Cutting-Edge Solutions for Biomaterials Research

Low kilovolt (kV) operation in Scanning Electron Microscopy (SEM) is essential for analysing sensitive materials and fine features, as it minimises electron beam penetration depth, reducing damage to delicate samples like biological tissues and nanostructures. This is particularly important in semiconductor research for characterising thin films and surface features.

Low kV also enhances surface sensitivity, improving imaging of surface topography while minimising charging effects that can distort signals. Recent developments in low and ultra-low voltage imaging using ZEISS Gemini have demonstrated successful imaging of various materials, including polymers and biomaterials, at voltages between 2 kV and 500 V, allowing for high-resolution imaging of beam-sensitive, non-conductive samples such as polymer battery separators, graphite and chitin.
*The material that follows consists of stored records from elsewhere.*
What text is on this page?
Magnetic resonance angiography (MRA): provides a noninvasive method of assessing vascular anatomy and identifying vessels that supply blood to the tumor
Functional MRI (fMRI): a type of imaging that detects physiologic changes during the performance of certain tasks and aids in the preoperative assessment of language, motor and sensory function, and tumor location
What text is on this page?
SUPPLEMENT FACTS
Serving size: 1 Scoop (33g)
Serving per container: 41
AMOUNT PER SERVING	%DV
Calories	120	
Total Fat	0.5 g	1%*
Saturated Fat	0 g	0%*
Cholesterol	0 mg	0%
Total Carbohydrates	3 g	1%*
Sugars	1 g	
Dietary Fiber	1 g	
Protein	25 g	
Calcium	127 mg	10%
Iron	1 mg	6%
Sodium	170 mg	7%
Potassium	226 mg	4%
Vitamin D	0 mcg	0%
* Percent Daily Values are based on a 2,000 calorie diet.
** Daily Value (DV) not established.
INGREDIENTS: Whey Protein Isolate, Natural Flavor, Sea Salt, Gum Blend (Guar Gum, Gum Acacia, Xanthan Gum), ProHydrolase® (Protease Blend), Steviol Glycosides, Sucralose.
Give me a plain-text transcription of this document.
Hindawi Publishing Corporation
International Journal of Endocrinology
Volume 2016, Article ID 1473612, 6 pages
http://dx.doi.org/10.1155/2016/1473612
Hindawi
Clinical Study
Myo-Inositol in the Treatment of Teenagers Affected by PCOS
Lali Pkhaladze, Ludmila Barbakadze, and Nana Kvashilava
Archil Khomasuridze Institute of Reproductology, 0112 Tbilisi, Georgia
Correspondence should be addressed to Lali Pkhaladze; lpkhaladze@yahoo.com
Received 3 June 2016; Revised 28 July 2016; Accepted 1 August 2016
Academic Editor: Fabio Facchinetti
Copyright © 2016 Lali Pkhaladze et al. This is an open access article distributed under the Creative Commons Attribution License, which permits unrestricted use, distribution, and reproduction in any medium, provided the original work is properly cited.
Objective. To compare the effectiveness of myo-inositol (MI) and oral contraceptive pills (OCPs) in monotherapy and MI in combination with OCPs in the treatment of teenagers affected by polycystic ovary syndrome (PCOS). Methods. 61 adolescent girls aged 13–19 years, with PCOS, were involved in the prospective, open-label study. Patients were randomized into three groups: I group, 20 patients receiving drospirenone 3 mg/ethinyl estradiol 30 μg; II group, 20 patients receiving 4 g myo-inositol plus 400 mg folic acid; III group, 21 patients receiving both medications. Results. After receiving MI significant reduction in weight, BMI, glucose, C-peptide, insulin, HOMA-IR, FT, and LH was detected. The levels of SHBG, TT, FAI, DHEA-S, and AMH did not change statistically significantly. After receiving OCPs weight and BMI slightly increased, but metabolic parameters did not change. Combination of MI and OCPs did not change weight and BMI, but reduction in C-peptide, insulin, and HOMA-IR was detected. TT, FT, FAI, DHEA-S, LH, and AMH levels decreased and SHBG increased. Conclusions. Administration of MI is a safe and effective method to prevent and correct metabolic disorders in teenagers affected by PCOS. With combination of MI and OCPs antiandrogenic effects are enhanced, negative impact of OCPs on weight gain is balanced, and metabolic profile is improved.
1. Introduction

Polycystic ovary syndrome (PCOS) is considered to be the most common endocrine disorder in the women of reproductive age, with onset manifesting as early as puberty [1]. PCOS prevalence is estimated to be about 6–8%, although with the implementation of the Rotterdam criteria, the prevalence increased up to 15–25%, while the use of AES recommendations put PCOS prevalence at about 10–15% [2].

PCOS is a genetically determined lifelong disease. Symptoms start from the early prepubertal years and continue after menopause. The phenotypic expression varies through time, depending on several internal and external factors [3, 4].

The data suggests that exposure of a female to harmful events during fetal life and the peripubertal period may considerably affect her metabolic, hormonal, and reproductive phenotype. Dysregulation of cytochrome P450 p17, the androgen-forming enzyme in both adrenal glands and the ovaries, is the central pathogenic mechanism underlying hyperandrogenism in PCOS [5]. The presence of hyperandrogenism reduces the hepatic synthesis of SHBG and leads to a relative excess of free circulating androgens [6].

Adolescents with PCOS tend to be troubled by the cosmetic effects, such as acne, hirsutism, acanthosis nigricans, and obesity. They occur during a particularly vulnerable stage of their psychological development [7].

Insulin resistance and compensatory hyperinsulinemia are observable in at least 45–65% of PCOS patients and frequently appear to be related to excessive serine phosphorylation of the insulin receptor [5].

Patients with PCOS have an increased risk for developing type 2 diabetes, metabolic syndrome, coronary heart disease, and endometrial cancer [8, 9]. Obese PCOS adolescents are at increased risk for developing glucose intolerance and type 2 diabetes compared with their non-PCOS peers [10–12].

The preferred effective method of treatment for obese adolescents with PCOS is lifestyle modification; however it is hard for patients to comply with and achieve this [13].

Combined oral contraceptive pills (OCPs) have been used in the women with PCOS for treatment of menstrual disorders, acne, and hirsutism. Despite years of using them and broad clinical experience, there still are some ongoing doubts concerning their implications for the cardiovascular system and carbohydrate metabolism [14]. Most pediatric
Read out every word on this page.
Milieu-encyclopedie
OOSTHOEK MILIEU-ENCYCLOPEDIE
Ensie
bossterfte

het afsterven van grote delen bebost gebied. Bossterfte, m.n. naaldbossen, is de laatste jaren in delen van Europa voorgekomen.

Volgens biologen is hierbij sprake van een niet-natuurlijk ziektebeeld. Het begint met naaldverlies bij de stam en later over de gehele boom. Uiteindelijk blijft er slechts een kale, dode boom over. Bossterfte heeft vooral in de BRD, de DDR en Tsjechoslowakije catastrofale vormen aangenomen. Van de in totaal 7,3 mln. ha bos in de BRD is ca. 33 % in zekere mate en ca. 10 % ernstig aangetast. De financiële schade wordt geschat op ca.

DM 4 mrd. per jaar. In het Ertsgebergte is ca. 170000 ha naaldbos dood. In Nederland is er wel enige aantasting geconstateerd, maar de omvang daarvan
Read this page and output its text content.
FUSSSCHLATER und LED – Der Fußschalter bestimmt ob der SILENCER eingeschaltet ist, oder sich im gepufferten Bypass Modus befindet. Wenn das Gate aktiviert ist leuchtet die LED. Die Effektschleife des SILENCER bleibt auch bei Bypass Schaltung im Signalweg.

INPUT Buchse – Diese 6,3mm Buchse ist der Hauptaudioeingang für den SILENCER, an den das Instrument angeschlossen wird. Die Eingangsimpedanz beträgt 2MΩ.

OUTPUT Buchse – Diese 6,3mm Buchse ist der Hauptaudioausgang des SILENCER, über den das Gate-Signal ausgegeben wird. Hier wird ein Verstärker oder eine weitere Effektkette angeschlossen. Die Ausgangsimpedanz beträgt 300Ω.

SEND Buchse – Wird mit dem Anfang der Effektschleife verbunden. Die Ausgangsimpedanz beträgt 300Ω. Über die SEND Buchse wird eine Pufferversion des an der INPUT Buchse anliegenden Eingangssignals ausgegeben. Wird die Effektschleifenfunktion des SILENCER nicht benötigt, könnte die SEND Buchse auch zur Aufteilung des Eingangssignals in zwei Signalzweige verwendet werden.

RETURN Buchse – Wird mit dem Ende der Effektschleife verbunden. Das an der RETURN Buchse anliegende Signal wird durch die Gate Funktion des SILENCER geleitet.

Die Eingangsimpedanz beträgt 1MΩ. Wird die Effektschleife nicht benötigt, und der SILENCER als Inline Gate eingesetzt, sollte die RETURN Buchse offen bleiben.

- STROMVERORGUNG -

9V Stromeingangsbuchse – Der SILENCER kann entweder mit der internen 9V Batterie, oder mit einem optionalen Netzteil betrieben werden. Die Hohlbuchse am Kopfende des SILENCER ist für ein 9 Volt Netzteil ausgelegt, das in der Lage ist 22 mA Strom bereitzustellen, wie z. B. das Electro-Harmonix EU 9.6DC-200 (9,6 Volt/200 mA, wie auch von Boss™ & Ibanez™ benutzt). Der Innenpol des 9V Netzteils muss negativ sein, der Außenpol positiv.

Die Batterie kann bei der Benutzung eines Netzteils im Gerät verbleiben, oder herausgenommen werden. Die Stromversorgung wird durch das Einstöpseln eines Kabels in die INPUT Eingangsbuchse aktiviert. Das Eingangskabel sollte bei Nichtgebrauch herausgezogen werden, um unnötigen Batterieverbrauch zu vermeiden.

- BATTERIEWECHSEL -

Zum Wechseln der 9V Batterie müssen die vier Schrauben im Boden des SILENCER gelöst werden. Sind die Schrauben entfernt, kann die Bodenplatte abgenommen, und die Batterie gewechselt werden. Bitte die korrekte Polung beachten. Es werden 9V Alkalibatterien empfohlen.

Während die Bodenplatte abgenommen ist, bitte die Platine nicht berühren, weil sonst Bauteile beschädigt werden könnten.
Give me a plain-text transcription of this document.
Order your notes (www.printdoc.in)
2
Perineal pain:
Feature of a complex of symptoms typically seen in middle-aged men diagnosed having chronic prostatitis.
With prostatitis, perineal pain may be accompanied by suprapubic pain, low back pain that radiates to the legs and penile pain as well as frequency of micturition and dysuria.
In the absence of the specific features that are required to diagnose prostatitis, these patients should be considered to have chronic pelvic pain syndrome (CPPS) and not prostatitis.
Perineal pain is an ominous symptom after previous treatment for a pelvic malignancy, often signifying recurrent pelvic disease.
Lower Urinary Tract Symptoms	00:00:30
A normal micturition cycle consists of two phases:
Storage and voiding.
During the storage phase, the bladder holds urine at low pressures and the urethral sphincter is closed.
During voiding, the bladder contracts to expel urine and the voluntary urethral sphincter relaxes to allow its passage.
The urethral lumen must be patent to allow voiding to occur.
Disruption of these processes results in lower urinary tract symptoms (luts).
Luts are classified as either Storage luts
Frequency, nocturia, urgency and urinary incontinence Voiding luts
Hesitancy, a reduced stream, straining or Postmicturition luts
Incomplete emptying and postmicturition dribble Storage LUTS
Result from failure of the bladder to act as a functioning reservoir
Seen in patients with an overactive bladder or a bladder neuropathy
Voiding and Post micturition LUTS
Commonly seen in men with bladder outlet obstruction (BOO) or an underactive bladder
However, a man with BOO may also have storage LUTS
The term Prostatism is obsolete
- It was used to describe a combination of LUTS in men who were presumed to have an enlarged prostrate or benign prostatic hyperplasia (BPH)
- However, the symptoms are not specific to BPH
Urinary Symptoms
Tissue engineering focuses on repairing and regenerating damaged organs or tissues using ex vivo created constructs, with a primary challenge being the design of scaffolds that support three-dimensional (3D) tissue growth and wound healing for clinical applications, such as bioartificial transplants. These scaffolds must be biocompatible, highly porous, and possess adequate pore sizes to facilitate nutrient and oxygen diffusion, while also being biodegradable to allow for absorption by surrounding tissues without surgical removal.

Additionally, they should mimic the native tissue's form, architecture, and mechanical stability. The characterisation of scaffold morphology, including porosity and fiber morphology, is essential for optimising materials for specific applications. This study showed the benefits of X-ray microscopy (XRM) characterisation applied to cross-linked electrospun gelatin nanofibers. The unique phase-contrast capabilities of the ZEISS Xradia 810 Ultra microscope were utilised to enhance the contrast in the low density gelatin nanofibers. This allowed for analysis of the effects of fiber cross-linking on gelatin mat morphology, paving the way for improvements in material and process.